EN PASSANT EN CHEMIN DE FER

Pantoum

Discrets, furtifs et solitaires,
Où menez-vous, petits chemins, 
Vous qu’on voit, pleins de frais mystères,
Vous cachant aux regards humains ? 

Où menez-vous, petits chemins          5
Tapissés de fleurs et de mousse, 
Vous cachant aux regards humains,
Que votre ombre doit être douce !

Tapissés de fleurs et de mousse,
Abrités du froid et du vent,          10 
Que votre ombre doit être douce
À celui qui s’en va rêvant !

Abrités du froid et du vent,
Le voyageur vous voit et passe.
À celui qui s’en va rêvant,          15
Peut-être ouvririez-vous l’espace ?

Le voyageur vous voit et passe,
Il se retourne en soupirant :
Peut-être ouvririez-vous l’espace
À son cœur malade et souffrant ?          20

Il se retourne en soupirant,
Emporté plus loin dans la vie.
À son cœur malade et souffrant
Votre silence fait envie.

Emporté plus loin dans la vie,          25
Le voyageur reviendra-t-il ?
Votre silence fait envie,
Ô chers petits chemins d’avril !

Le voyageur reviendra-t-il
Fouler l’herbe que l’agneau broute ?          30
Ô chers petits chemins d’avril !
Qui l’attend au bout de sa route ?

Fouler l’herbe que l’agneau broute,
Au moins, ç’aurait été la paix.
Qui l’attend au bout de sa route ?          35
Pourquoi fuit-il l’ombrage épais ?

Au moins ç’aurait été la paix,
La fraîcheur sauvage et champêtre.
Pourquoi fuit-il l’ombrage épais ?
Le bonheur était là, peut-être.          40

La fraîcheur sauvage et champêtre,
Loin de tous les regards humains,
Le bonheur était là, peut-être,
Dans un de ces petits chemins.

Loin de tous les regards humains,          45
Mes rêves cachent leurs mystères,
Dans un de ces petits chemins
Discrets, furtifs et solitaires !

*

            Dans ce poème, le sujet lyrique perçoit et identifie des chemins qui sont à la fois un objet d’attention et de questionnement.
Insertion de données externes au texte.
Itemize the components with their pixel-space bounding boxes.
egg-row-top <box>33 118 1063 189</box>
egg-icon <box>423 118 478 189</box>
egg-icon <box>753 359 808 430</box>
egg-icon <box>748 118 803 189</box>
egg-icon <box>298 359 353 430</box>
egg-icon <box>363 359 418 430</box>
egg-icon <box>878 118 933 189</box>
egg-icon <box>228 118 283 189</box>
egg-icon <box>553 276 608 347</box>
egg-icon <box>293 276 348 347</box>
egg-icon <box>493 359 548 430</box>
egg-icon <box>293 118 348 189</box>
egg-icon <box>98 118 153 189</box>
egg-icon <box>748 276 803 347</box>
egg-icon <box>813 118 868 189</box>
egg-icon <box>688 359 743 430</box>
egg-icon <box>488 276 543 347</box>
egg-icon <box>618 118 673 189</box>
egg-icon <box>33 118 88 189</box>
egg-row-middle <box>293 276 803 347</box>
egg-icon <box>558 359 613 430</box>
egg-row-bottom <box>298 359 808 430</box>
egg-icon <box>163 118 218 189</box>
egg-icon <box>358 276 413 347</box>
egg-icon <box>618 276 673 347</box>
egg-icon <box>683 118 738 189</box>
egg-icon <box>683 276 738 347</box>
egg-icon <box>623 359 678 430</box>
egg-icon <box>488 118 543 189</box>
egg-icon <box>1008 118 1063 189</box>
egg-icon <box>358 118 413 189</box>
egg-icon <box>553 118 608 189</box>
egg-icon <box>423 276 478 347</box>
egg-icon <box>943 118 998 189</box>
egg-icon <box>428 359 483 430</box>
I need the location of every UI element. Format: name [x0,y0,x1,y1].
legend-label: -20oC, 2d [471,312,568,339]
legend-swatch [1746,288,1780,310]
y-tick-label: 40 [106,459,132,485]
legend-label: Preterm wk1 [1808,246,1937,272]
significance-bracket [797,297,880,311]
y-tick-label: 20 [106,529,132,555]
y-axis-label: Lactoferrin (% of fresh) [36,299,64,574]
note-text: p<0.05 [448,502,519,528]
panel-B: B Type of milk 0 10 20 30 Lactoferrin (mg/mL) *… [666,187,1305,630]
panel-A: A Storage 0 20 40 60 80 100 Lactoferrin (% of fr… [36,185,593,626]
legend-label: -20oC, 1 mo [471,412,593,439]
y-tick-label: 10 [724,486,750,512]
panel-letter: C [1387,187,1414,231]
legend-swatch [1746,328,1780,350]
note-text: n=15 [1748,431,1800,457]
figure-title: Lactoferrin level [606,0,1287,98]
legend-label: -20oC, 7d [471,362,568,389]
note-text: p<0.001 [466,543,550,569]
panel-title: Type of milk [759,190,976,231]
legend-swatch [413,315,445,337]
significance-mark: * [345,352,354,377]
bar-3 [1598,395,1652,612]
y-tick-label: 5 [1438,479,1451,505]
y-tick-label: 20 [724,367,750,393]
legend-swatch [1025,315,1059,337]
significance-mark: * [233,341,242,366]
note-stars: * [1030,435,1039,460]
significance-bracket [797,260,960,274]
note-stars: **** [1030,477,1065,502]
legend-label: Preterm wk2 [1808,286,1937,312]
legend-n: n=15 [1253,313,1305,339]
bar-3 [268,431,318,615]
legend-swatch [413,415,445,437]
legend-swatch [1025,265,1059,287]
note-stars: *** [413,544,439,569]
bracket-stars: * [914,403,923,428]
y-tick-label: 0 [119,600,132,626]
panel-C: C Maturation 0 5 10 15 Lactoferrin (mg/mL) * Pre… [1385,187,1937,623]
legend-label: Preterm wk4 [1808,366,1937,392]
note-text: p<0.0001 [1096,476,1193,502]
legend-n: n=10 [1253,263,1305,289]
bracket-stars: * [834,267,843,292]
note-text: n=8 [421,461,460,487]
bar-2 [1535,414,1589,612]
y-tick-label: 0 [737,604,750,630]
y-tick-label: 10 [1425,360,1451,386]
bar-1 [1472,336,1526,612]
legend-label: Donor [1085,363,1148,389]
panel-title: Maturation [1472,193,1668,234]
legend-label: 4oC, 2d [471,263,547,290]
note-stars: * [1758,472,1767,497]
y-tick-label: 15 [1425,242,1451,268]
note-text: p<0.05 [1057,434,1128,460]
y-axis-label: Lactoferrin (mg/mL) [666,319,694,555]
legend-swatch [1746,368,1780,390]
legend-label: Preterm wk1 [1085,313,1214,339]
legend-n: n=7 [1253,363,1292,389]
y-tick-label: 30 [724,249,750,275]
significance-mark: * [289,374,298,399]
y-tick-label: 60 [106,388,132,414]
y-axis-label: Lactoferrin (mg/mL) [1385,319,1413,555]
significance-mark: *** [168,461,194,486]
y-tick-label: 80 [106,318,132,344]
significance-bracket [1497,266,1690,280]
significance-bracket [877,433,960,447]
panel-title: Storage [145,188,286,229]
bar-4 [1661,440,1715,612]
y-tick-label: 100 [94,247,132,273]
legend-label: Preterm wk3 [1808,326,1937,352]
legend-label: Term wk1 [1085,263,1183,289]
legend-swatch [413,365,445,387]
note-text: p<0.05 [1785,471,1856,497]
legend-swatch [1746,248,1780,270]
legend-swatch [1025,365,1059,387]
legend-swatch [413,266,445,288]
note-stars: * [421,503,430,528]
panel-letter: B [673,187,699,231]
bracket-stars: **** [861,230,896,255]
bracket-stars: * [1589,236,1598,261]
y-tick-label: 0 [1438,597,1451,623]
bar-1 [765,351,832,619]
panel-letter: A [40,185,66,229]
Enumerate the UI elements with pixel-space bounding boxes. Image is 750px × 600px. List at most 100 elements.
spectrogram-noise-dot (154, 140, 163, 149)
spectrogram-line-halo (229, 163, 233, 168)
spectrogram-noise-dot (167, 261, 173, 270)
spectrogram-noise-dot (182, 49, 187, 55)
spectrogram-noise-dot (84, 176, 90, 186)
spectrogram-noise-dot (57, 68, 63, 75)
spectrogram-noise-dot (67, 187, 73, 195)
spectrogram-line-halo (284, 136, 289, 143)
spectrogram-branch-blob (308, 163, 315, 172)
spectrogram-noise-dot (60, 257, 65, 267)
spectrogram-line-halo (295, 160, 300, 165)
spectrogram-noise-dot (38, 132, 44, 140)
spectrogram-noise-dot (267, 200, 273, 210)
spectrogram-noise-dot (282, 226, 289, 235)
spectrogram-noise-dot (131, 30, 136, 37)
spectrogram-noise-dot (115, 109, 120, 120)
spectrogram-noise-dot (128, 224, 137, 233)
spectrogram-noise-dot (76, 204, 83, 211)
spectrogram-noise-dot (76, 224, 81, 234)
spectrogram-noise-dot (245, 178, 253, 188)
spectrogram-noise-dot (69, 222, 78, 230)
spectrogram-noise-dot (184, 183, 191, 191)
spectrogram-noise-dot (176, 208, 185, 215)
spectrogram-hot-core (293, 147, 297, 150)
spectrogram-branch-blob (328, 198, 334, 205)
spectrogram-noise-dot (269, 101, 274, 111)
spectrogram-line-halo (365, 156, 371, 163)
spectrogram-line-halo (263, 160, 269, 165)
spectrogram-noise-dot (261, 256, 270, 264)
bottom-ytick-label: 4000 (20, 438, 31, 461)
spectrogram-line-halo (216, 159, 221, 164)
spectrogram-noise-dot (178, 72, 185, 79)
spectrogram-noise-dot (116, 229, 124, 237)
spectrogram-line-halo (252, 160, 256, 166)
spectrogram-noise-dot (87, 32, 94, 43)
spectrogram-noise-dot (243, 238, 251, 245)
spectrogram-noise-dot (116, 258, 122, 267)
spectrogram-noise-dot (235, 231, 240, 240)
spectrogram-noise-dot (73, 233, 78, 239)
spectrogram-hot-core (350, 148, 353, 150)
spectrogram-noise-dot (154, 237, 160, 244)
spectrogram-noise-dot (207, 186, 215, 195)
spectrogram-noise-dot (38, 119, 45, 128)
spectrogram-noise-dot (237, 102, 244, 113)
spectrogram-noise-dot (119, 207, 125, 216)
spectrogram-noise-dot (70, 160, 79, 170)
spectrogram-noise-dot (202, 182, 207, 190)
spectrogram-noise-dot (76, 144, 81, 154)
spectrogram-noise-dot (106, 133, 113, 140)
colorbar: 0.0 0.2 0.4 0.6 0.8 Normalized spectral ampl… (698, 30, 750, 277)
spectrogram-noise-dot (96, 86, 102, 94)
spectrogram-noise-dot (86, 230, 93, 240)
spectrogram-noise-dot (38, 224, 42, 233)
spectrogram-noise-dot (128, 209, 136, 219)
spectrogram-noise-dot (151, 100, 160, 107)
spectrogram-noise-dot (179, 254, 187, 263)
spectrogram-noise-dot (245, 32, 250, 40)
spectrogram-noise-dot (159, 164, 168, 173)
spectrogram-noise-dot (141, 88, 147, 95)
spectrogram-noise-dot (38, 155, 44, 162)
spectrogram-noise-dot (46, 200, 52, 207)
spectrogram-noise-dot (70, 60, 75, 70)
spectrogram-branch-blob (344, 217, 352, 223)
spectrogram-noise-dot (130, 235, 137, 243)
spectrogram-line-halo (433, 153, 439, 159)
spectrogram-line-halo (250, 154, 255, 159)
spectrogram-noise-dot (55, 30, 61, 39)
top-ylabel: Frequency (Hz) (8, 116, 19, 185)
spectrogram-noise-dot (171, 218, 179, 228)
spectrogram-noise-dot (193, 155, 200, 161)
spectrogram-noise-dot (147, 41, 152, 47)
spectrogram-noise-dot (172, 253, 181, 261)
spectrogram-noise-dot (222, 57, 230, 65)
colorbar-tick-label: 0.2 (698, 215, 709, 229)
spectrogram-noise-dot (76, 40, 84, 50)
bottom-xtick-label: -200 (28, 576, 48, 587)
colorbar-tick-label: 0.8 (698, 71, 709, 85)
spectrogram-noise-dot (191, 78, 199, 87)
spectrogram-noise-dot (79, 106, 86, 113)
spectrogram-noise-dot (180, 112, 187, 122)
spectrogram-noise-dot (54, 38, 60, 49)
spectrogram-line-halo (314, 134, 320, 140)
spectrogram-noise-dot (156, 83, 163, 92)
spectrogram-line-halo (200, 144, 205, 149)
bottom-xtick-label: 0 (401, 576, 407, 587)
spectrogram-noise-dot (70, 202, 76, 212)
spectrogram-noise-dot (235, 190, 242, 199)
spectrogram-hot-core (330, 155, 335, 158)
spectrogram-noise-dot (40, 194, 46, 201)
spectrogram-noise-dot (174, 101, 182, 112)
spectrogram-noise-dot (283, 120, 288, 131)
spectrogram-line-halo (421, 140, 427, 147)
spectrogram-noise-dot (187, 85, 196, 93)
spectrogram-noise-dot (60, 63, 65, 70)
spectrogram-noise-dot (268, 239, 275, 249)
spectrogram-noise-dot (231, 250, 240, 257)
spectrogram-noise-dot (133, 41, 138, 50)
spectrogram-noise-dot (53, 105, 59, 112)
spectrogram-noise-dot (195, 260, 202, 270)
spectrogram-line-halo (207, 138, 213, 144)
Leur nature est incertaine et le sujet se projette volontiers les empruntant. Il est toutefois évident que le fait que le voyage s’effectue en chemin de fer ne permette pas d’accéder aux chemins, si bien que ceux-ci deviennent un objet de questionnement et d’interrogation. Le sujet lyrique élargit la perception des chemins à une instance universelle, un « voyageur » qui passe et se questionne sur leur nature, qui semble lui faire particulièrement envie. Malgré tout, la projection intellectuelle imaginée de ces chemins est présentée, en fin de poème, comme demeurant au simple état de réflexion. Il paraît impossible d’explorer les chemins, ce qui matérialise l’existence d’un écart entre l’imaginaire et le réel, entre les mondes représentés par la poésie et ceux qui sont réellement accessibles. Ce sont ces écarts qu’il s’agira d’interroger au fil d’une explication linéaire, en s’intéressant tout d’abord aux v. 1-16 qui identifient la perception des chemins, puis aux v. 17-32 qui mettent en scène le « voyageur » dans une perspective généralisante, avant de lire, des v. 33 à 49, la mise en scène d’un renoncement.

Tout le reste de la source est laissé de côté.